La noche de los poemas
Pedro lo observa, intenta disuadirlo. Pero el joven ya señaló su ruta. “Ella no volverá”, insiste. “Es una mujer hecha de humo, no volverá”. Mientras llora escribe y amenaza con darse fin. Tiene 19 o 20 o 21 años apenas. Pedro trata de contenerlo, explicándole que el mundo no concluye con un adiós.
El muchacho vuelca sus lágrimas en el papel. Pedro se acerca para tantear la escritura del joven poeta.
Abomino de los látigos que se vierten
como láminas en mi sangre
y mi herida poblada de odios.
No, no soy de este mundo,
solo he venido a peregrinar desde los hielos.
Tengo los ojos árticos.
Me trajeron sin una excusa formal
al infierno de los hombres.
Pero dado que me quejo
y mis pulpas han quedado a la vista,
debo decir sin mayor pompa:
es mi última palabra,
la que siembro en el linde
del abismo,
la que me contiene y yo contengo,
la que curvo como un ala rota
al pie de un viejo ciprés.
No está mal para su edad, piensa el hombre. El joven le recuerda a su hermano menor. Insiste en que Lidia se repetirá en las múltiples mujeres que asomarán en su futura existencia. El muchacho no le cree, solo ve el abismo tras sus ojos, tras Lidia. Todo adiós es un anticipo de la muerte.
Pedro sigue leyendo los poemas del muchacho:
Tu palabra socava el intestino,
monta al viento como una flecha,
relumbra al sol
como lluvia de ácido.
Para qué te voy a mentir,
si es de necios voltearle el rostro
a la medusa del crepúsculo.
Tu palabra
es la vieja colt envuelta en fuegos.
Por ella torno a las cenizas
y a las tardes siniestras.
Aquí cierro el telón,
limpio el cañón que vierte humos
en las neblinas solitarias.
Cierras la boca como un animal.
Tu palabra
hiende hoy mi ardiente sustancia.
Boca calibre 38.
Tu palabra de bruma.
A ella, en el denso gris de la arboleda,
… daré sepultura.
El muchacho no para de escribir. La poesía fluye de su pluma como un alegato contra su infortunio. No obstante se da fuerza en ella.

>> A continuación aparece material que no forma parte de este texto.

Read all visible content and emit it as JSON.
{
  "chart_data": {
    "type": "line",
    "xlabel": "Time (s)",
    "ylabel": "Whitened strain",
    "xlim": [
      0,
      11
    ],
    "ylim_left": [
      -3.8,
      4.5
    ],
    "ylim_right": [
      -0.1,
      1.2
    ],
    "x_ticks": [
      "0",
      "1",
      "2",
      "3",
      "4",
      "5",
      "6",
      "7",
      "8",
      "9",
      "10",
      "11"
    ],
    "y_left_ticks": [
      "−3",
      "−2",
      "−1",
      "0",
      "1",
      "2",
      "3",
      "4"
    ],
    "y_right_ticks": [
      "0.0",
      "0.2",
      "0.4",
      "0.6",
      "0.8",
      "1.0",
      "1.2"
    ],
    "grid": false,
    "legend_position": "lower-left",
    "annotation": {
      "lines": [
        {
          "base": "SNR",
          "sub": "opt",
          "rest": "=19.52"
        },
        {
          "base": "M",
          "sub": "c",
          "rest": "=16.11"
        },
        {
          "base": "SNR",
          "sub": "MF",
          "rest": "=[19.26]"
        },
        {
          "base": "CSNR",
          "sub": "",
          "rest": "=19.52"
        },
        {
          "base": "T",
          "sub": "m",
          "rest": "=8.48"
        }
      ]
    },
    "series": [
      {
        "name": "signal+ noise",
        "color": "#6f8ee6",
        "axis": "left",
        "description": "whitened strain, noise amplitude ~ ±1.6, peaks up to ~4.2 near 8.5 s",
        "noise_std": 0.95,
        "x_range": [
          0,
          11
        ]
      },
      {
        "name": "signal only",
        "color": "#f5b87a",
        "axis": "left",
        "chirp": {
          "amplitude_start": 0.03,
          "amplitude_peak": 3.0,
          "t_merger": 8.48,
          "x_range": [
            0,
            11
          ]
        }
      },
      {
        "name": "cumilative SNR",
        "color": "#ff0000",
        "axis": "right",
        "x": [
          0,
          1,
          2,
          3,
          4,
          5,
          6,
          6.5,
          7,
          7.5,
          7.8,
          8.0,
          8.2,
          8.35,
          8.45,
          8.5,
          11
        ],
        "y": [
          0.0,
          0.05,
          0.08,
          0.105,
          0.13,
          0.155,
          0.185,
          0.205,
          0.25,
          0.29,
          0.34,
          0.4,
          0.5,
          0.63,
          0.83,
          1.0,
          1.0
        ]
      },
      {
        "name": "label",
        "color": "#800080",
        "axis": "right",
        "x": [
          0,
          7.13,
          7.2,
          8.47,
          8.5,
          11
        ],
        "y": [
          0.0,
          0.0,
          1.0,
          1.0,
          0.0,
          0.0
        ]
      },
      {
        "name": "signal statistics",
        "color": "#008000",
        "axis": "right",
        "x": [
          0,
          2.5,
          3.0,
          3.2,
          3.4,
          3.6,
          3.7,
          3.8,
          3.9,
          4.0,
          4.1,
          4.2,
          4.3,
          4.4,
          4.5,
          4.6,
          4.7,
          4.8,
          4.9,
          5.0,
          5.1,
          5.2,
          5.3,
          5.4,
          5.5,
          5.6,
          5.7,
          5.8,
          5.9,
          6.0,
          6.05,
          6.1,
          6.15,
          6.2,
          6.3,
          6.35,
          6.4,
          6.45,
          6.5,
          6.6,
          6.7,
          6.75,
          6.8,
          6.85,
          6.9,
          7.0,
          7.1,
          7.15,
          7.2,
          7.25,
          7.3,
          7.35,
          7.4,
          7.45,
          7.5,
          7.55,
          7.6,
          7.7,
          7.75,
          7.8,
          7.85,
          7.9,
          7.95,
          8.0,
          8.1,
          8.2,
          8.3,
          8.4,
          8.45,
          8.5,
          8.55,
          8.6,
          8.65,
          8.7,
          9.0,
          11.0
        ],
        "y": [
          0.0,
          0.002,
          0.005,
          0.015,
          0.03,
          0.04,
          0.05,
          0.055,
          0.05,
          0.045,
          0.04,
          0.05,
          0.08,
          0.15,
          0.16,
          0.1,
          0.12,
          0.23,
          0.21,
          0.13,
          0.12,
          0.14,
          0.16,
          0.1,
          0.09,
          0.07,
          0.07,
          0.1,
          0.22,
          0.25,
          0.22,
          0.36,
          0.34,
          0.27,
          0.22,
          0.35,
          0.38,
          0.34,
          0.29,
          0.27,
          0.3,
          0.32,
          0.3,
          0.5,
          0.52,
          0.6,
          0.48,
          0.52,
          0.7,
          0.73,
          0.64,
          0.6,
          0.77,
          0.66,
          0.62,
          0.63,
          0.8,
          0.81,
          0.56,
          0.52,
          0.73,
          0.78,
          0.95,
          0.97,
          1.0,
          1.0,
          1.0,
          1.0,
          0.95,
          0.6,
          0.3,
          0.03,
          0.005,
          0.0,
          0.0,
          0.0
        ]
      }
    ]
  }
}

Lidia asoma y se deshace en cada letra.
No busquen las causas en el whisky ralo
que raspa mi laringe
sino en la boca de la tierra
y en el fuego sacro que emerge de ella...
Pedro ignoraba si aquel era un buen o mal poeta, no había juicio válido ni lo hay en la apreciación de la belleza. Al final de todo logró persuadirlo. Lo animó a esperar. El muchacho atendió el rigor de su palabra y esperó. Pasaron los días, cada uno que sucedía al otro difería en su sustancia. El joven se recuperó, Lidia empezó a ser un recuerdo lejano. Tras ella llegó María y Juana y Ana… una playa azul, un premio, el amor intenso y extraño, los amores rejuvenecidos, locos, ensimismados o impíos. El definitivo, el cielo raso en celeste, la poesía alegre, el sol sobre el Atlántico, un beso…Se preguntaba por la boba razón que lo llevó al borde de la muerte alguna vez.
Esta historia de ficción que hoy les trazo envuelta en poesía también ficcional (poemas del autor al frisar los 20), nos ilustra sobre el terco y saludable hábito de la esperanza. Quizás una fábula. Solo eso.